The user-need for flood risk information in regions not covered by high-resolution local flood risk models has driven the development of the first generation of global flood risk models. In this lecture, the development of these models will be described, with a focus on their use in flood risk management and adaptation planning. Examples will be drawn from on the ground applications, such as assessments of state-level flood risk in Nigeria and Eastern Europe and Central Asia for the World Bank; as well as large scale applications for global adaptation planning with OECD and UN organisations.

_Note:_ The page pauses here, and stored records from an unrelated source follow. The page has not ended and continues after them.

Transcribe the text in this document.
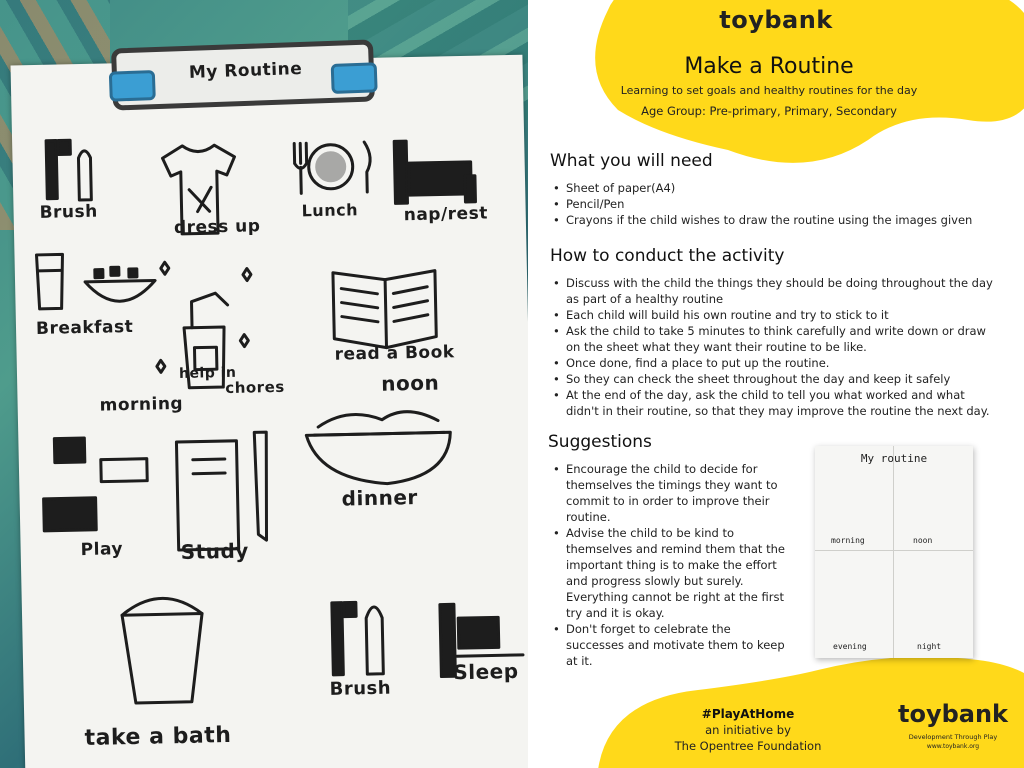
Brush
dress up
Lunch	nap/rest
Breakfast
help in
chores
morning
read a Book
noon
Play	Study
dinner
Brush
Sleep
take a bath
My Routine
toybank
Make a Routine
Learning to set goals and healthy routines for the day
Age Group: Pre-primary, Primary, Secondary
What you will need
• Sheet of paper(A4)
• Pencil/Pen
• Crayons if the child wishes to draw the routine using the images given
How to conduct the activity
• Discuss with the child the things they should be doing throughout the day as part of a healthy routine
• Each child will build his own routine and try to stick to it
• Ask the child to take 5 minutes to think carefully and write down or draw on the sheet what they want their routine to be like.
• Once done, find a place to put up the routine.
• So they can check the sheet throughout the day and keep it safely
• At the end of the day, ask the child to tell you what worked and what didn't in their routine, so that they may improve the routine the next day.
Suggestions
• Encourage the child to decide for themselves the timings they want to commit to in order to improve their routine.
• Advise the child to be kind to themselves and remind them that the important thing is to make the effort and progress slowly but surely. Everything cannot be right at the first try and it is okay.
• Don't forget to celebrate the successes and motivate them to keep at it.
My routine
morning	noon
evening	night
#PlayAtHome
an initiative by
The Opentree Foundation
toybank
Development Through Play
www.toybank.org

A global tool for translating global flood risk data into actionable information will be demonstrated, namely Aqueduct Global Flood Analyzer.
Finally, limitations, knowledge gaps, and future research needs in global flood risk modelling will be addressed, as well as ongoing activities to use global flood risk models to assess the costs and benefits of global adaptation and to bridge the current gap between local and global models.
About the speaker
Dr. Philip Ward is an Associate Professor in Global Water and Climate Risk, and Deputy Head of the Department of Water and Climate Risk at the Institute for Environmental Studies (IVM), VU Amsterdam. Since 2012, he has been a guest researcher at Deltares, and in 2013-2014 he was a visiting scientist at Columbia University in New York.
His current research focuses on flood and drought risk assessment at the global and continental scale. In 2016, he was awarded a 5-year grant to examine the temporal dependence between coastal and river flooding in deltas and estuaries worldwide, and how this dependence affects risk. In the last few years, Philip has developed models to assess water-related risks today and in the future, as well as methods to assess the effectiveness and feasibility of flood risk reduction strategies.
His research fuses high-level scientific impact with key societal questions, and searches for solutions to global environmental challenges. He is one of the core developers of the Global Flood Risk with IMAGE Scenarios (GLOFRIS) model, the Aqueduct Global Flood Analyzer, and the FLOPROS database. He has authored more than 50 papers in international peer-reviewed journals. His science is also used in practice; GLOFRIS and/or Aqueduct have been used in by a large range of stakeholders and decision makers, including the World Bank, Red Cross Red Crescent Climate Centre, OECD, UN-HABITAT, and several reinsurance companies.
This is the last of four Oxford Water Network seminars exploring the theme of flooding. Prof Wards’s talk will be followed by panel discussion and Q&A. After the seminar, there will be the opportunity for informal networking over a glass of wine. The event is free to attend but online booking is required as spaces are limited.